Friday, January 28, 2011

A Day of Unloading

We awoke to heavy snowfall, the sort of large flakes and dark grey sky that looks like the weather will just continue as it is, and the world is grey and white forever.

Ha! After an hour, the snow stopped, and by about noon, the sun had come out.

Our truck is almost all fixed! Enough, for now, to drive fairly safely. I forgot to take photos of the new manifolds and the new muffler, but I suppose they are not that visually exciting. Our truck is now so quiet, I didn't even hear Phil come back. I used to hear him, even inside, before the truck came into view! It's always sounded like a monster machine, since the muffler vanished long ago (before we bought it? on the trip out east?). Now it just sounds like a truck.

As Phil drove us all up to get the truck, I read to the family. When we grow tired of the myriad CDs we have, I might use the car time as a way to get more literature time into the boys. It's a blessing I don't get car sick: the roads are typically rural, winding and hilly.
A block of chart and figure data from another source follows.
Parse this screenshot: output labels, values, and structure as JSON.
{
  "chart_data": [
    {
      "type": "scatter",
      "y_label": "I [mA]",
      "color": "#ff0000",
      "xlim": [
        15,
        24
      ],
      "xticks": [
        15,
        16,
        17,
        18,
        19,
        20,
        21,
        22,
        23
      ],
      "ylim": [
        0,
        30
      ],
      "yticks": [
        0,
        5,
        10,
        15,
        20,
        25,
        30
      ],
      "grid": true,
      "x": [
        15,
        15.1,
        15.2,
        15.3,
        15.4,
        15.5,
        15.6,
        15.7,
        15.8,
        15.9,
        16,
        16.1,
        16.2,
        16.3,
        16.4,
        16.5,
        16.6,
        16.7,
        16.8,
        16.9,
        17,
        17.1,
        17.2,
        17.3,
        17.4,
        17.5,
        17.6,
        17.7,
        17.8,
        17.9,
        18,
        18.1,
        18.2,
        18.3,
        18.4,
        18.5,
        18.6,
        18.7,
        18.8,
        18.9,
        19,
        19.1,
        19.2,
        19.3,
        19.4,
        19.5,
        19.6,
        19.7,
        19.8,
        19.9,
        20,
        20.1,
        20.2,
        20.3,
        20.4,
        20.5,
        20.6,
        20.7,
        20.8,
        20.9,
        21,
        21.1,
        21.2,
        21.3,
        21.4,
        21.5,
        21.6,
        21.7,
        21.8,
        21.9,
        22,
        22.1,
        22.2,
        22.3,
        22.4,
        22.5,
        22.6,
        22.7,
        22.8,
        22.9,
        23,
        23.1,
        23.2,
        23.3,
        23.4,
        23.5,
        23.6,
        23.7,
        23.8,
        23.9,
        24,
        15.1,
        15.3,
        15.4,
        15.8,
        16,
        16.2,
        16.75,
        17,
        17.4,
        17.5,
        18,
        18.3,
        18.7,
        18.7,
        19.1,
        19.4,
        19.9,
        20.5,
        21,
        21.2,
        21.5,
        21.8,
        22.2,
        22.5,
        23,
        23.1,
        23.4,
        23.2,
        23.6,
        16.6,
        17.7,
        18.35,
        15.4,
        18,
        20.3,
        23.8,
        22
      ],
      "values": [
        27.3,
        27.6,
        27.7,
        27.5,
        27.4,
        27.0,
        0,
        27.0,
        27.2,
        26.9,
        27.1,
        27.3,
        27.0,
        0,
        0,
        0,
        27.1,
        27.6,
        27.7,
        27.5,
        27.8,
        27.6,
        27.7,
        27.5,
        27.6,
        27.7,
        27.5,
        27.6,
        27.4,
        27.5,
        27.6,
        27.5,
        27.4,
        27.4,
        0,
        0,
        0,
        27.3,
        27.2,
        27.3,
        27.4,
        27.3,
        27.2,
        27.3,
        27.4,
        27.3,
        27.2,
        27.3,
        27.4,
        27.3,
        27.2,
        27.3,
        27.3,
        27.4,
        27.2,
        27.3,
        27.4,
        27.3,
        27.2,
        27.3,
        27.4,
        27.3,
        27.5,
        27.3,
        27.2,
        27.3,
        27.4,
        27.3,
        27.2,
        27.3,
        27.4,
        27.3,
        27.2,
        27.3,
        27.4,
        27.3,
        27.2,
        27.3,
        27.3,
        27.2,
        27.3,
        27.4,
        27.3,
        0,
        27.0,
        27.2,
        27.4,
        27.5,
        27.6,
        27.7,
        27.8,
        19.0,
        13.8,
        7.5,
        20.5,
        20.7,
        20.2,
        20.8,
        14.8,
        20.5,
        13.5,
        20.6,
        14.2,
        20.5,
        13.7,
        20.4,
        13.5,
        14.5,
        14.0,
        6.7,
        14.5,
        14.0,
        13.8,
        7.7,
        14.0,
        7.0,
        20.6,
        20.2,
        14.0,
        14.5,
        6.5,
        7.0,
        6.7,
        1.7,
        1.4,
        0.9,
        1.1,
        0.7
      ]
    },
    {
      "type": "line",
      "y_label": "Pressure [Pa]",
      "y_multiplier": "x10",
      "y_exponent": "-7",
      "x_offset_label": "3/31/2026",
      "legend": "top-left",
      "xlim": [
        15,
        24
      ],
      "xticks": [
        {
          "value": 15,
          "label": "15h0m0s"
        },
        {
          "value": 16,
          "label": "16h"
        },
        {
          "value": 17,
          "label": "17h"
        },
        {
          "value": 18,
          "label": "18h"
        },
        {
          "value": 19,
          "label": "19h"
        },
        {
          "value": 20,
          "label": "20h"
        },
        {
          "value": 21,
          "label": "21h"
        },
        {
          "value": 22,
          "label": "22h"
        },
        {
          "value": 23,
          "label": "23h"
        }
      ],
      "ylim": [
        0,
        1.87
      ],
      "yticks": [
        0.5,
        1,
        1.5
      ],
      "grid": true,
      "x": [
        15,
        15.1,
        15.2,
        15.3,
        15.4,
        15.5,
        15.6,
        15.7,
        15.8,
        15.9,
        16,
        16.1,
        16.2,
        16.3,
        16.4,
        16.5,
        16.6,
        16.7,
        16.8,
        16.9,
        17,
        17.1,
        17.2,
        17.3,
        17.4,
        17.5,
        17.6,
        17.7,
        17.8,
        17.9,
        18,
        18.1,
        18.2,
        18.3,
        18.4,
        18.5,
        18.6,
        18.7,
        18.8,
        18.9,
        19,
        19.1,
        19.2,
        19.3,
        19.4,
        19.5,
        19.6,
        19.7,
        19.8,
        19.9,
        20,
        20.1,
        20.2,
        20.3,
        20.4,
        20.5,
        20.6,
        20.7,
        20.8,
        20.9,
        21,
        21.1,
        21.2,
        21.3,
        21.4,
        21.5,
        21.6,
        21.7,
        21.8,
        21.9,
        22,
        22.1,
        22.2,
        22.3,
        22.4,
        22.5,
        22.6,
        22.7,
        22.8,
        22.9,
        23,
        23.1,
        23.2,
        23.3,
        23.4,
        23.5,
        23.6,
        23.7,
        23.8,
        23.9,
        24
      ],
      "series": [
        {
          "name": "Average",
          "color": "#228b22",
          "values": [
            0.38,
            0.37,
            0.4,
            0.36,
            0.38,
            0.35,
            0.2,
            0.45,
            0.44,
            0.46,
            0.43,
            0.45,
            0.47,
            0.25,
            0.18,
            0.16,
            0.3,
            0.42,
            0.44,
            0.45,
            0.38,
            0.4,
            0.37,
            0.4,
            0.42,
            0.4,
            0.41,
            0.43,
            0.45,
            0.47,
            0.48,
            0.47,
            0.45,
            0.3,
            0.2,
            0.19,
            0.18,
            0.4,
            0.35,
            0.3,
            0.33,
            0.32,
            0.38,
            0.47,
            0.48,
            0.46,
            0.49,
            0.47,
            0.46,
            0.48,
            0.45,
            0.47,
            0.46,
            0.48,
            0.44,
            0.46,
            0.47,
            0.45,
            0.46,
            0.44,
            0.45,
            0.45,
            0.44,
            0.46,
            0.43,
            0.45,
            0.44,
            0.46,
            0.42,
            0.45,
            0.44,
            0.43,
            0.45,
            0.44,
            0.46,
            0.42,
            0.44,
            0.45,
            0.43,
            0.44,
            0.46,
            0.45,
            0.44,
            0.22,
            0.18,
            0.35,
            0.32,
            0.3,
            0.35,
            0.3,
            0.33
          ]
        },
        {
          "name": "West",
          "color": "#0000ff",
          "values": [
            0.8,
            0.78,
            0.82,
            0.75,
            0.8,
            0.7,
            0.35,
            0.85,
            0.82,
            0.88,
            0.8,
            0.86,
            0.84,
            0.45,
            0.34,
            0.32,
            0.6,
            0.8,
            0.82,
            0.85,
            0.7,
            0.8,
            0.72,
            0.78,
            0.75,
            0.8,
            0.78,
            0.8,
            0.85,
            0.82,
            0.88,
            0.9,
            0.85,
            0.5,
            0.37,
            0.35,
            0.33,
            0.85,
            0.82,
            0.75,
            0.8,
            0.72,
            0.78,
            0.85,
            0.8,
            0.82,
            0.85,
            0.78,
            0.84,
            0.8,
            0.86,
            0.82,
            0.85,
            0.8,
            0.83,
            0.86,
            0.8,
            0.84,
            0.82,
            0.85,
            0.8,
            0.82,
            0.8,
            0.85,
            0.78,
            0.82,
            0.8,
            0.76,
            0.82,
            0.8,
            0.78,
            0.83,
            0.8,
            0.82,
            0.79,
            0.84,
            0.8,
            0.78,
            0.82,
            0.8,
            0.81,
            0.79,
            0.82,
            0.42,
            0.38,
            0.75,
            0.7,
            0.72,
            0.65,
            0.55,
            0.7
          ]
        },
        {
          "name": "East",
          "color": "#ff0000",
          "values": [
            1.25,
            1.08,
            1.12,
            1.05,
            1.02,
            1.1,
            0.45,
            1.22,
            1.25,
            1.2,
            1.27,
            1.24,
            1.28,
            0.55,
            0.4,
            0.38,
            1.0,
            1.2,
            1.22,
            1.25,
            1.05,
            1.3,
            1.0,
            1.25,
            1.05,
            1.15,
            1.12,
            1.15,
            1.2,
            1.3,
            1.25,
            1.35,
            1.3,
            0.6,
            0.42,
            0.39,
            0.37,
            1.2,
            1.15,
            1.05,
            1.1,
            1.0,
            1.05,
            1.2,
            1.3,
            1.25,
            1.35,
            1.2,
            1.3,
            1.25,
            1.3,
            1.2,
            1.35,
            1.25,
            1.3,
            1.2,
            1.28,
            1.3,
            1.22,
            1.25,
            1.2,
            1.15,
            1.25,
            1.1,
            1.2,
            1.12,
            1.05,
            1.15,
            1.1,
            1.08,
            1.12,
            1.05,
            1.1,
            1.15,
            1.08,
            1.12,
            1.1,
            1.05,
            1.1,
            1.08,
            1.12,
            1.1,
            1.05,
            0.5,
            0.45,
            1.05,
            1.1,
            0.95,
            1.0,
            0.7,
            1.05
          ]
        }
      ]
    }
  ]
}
When I drove home, Phil went and used our fixed truck to pick up two important implements we plan to use.

A rotary tiller and

a moldboard plow. Now, if there's one thing to know about agriculture, it's that moldboard plows are quite villified in eco-ag circles. Back in the middle of the last century, a man wrote about how badly they were eroding topsoil and such. So I'm a bit embarrassed to admit we have such a tool on our farm. However, a market gardener shared at a seminar last year that if the user drives very slowly, and turns the soil "like you would turn a baby," all will be well.

Phil hurried home, only minutes late to greet the driver of the greenhouse delivery. How to unload this massive shipment was truly a mystery. It took over an hour of strenuous labor to offload the 2400 pounds, much of it unwieldy. We are thankful for Butch and his tractor. With the rain earlier this week, and the snow this morning, even our driving is a slushy mess. Had we attempted to unload with our Little Blue (Tractor), it would have been sad times. Our treads and the size of our tires is not sufficient (see above).

But Butch's big orange tractor managed just find (above), even if the driveway looked a little worse for the wear (below).

We have 38 curved supports, unloaded two by two (below).

In the photo below, the blessed tractor carried the intact pallet, and the small box that has the covering, and we unloaded all the lengthy poles on our own, one by one, trying not to knock each other in the head, and stacked them on the tractor forks. (No photos of that: I was working hard.)

And that's all the greenhouse. A building that takes up a small portion of a 28' trailer. (We asked the driver how they loaded the greenhouse to begin with, and he said that they would have loaded it at Rimol, and the truck came here. I am so used to the FedEx version, where all packages go to a central location for sorting and dispersement, it surprised me to realize that some trucks actually carry an item from start to finish. Large carriers: it's a whole different world.)

Incredibly, we had just finished unloading the greenhouse when our next delivery truck arrived. The two drivers and Phil chatted for a time, so you can see the traffic jam at the top of our driveway. Our truck off the driveway (hood popped so Phil can do some deferred routine maintenance); greenhouse truck on the driveway; potting soil truck blocking in greenhouse truck.

That's not something that happens every day out in the boonies!

Much easier to unload 1700 pounds of potting soil, all nicely contained in a tote. And how handy, to have both deliveries back-to-back like that. We were supposed to have the potting soil come yesterday, but the ice storm delayed delivery a day. So nice not to have to bother Butch two days in a row! (Though we severely missed Phil's moratorium on asking Butch to help us unload. After a spate of deliveries in October, Phil said, "No more for six months!" Ah, well.)

Now, maybe, things will really start to happen! Right now, though: a view almost unchanged for the previous year.